Prostitution and Privacy

BY NATHAN RILEY | The lightning-fast Eliot Spitzer sexcapade scandal was just breaking as I left on a weeklong trip to London but before I was back in New York the new governor, David Paterson, had already felt compelled to make unfortunate confessions about his own personal life. It was hard to arrive back home without considering the striking lack of privacy in the United States.

The British make no fond public embrace of prostitution or adultery, but their laws work to keep these issues in the background.

Both Britain and Germany have enacted comprehensive privacy protections, a package of rights that soften their laws governing drugs and prostitution. Prostitution arranged through the Internet is legal in England. And in the gay bars, rent boys let it be known they are in the game. Some do so in front of their friends. Among sexually active gay men, it is one possible profession.

Many Brits share a resentment with other Western Europeans toward East Europeans, whose countries recently joined the European Union, because they are willing to work for lower wages. Prostitution, I was told, was a way to earn a real wage in the face of globalization's dark underbelly.

Britain of course has a full safety net including generous unemployment benefits. These young Britons are not desperate, but they do feel sex work is a reasonable choice among limited economic choices. They favored legalizing prostitution because the trade has increased their sense of economic well-being and, critically, the relaxation of prohibitions enhanced their ability to work in safety.

Gay prostitutes I spoke to were well aware of the risks of disease, but said they get the advice they need from doctors and other sex workers about safe practices. This was hardly their most important concern.

They explained that the most important benefit of legalization is that it protected them from victimization. It allows them to collect when a john won't pay, they can go to the police for assistance or ask the website where they made the contact for help. The prostitutes took a very pragmatic view of this – freedom from criminal penalties for their work eliminated one of their key risks, arguments and even violence that begin with disagreements over the money agreed upon.

Boy George got caught up in the American justice system because he thought the NYPD would provide the same protections for a sexual transaction that British police do. He called the cops claiming his rent boy was trying to rob him. The prostitute in turn reported that Boy George had cocaine. For this the British singer was arrested, and then subjected to the humiliation of having the media follow him sweeping streets as part his community service for drug possession. Such public humiliation would be unheard of in Britain, and its absence is a sign of that nation's wisdom and civility.

The British system engenders respect for the law, even in the police willingness to intervene in sanctioning johns who try to stiff, so to speak, their rent boys. That approach allows the law to perform a basic function – resolving disputes between citizens in a civil manner.

What I learned as I listened to Brits chatter about New York's governors – current and former – helped me frame my own thinking. The wives of these two men were not happy that their husbands strayed, but neither seemed a hapless or passive victim. Spitzer's wife, in fact, urged him to fight rather than resign, with press reports indicating that her concern for her husband's well-being outweighed her anger. She watched his deterioration; a man who had always succeeded had trouble adjusting to failure. Her concern and support were no doubt helpful during a period of enormous stress in Spitzer's life.

All this suggests a complex and thoughtful reaction that lies outside the soap opera view that adultery always leaves the wife injured and resentful.

And of course our new governor wandered, but then so did his wife. Their marriage has survived. And early polls suggest that New Yorkers are adjusting to curious revelations that should never have become a public matter in the first place.
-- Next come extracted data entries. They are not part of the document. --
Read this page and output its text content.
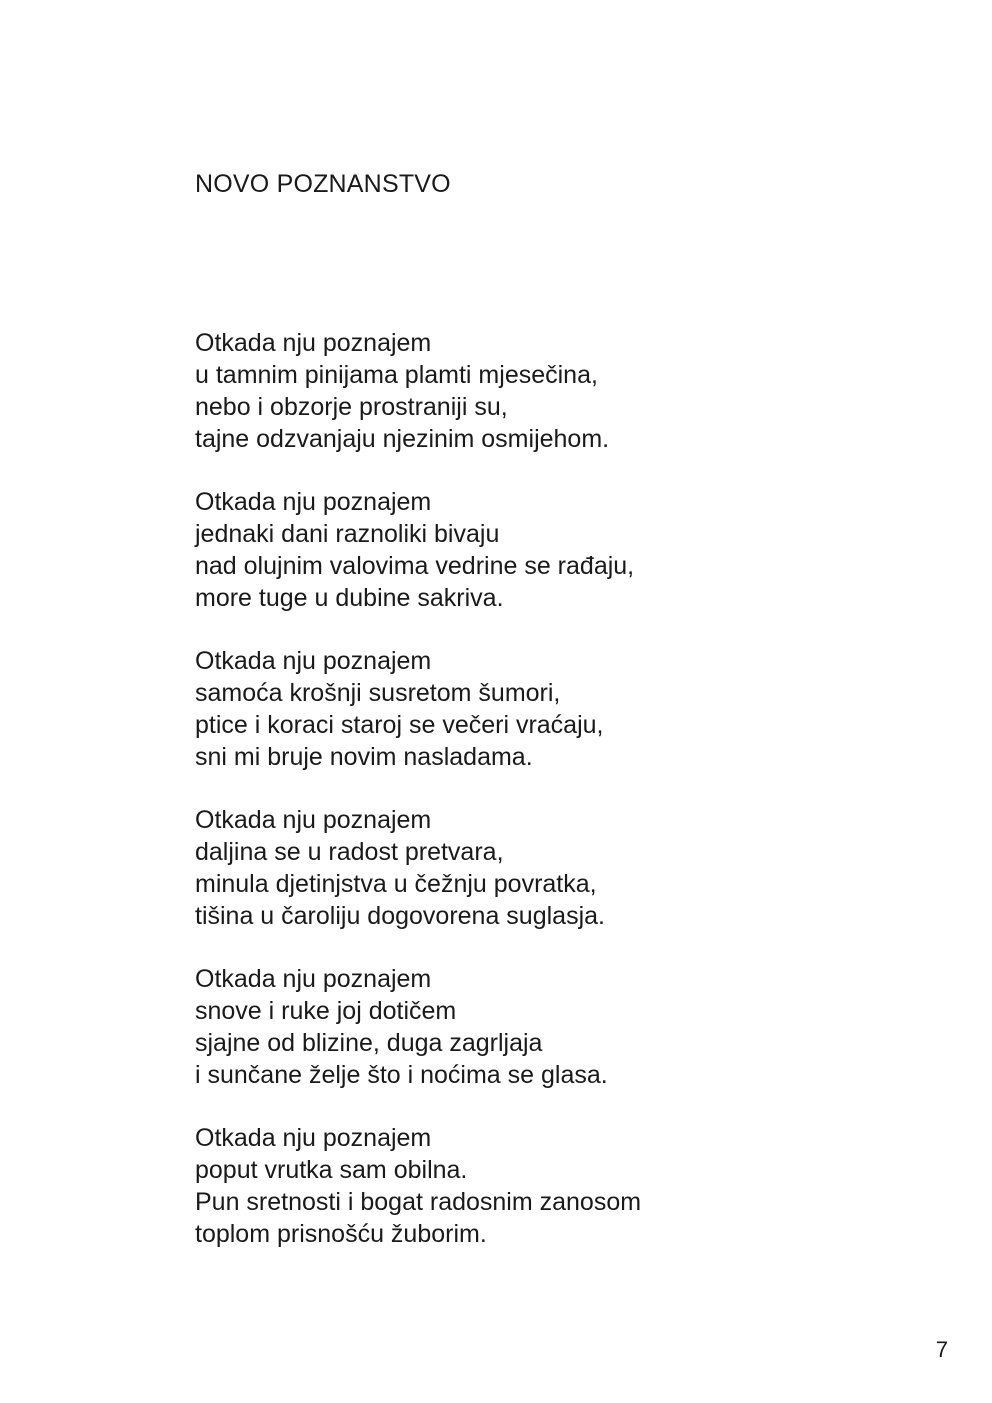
NOVO POZNANSTVO
Otkada nju poznajem
u tamnim pinijama plamti mjesečina,
nebo i obzorje prostraniji su,
tajne odzvanjaju njezinim osmijehom.
Otkada nju poznajem
jednaki dani raznoliki bivaju
nad olujnim valovima vedrine se rađaju,
more tuge u dubine sakriva.
Otkada nju poznajem
samoća krošnji susretom šumori,
ptice i koraci staroj se večeri vraćaju,
sni mi bruje novim nasladama.
Otkada nju poznajem
daljina se u radost pretvara,
minula djetinjstva u čežnju povratka,
tišina u čaroliju dogovorena suglasja.
Otkada nju poznajem
snove i ruke joj dotičem
sjajne od blizine, duga zagrljaja
i sunčane želje što i noćima se glasa.
Otkada nju poznajem
poput vrutka sam obilna.
Pun sretnosti i bogat radosnim zanosom
toplom prisnošću žuborim.
7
Thanks to the thorough work of an FBI Public Corruption Unit, we have a comprehensive look at an escort service. That business faces the most severe penalties under the theory that they profit from the misery of the women who sell their bodies. But anybody who reads the FBI summaries will see that the escort service served essentially as a broker between the women and their wealthy clients. The major concern voiced by the service regarded prompt payment and whether the client made unfair demands for unsafe sex. Their fears were answered by the woman's assurance that she could manage the guy.

Owners of escort agencies may well be domineering criminals, or they might just be business people. Some customers may show a criminal indifference to the prostitute, and some sex workers may be thieves. It is not something that can be decided by legislation; it is something that the law should handle as specific evidence comes to official notice.

In Britain, the law lets the participants step forward and present their case. The government is then free to resolve the dispute or even bring criminal charges. But officials don't decide the matter until all the facts are discovered. Only in a matter involving serious wrongdoing would the matter be brought to public attention.

A respect for privacy permits adults to navigate lives without forcing the law to intervene and interdict. With that as a guiding principal, respect for the law is enhanced. It is high time the US started imitating European practices.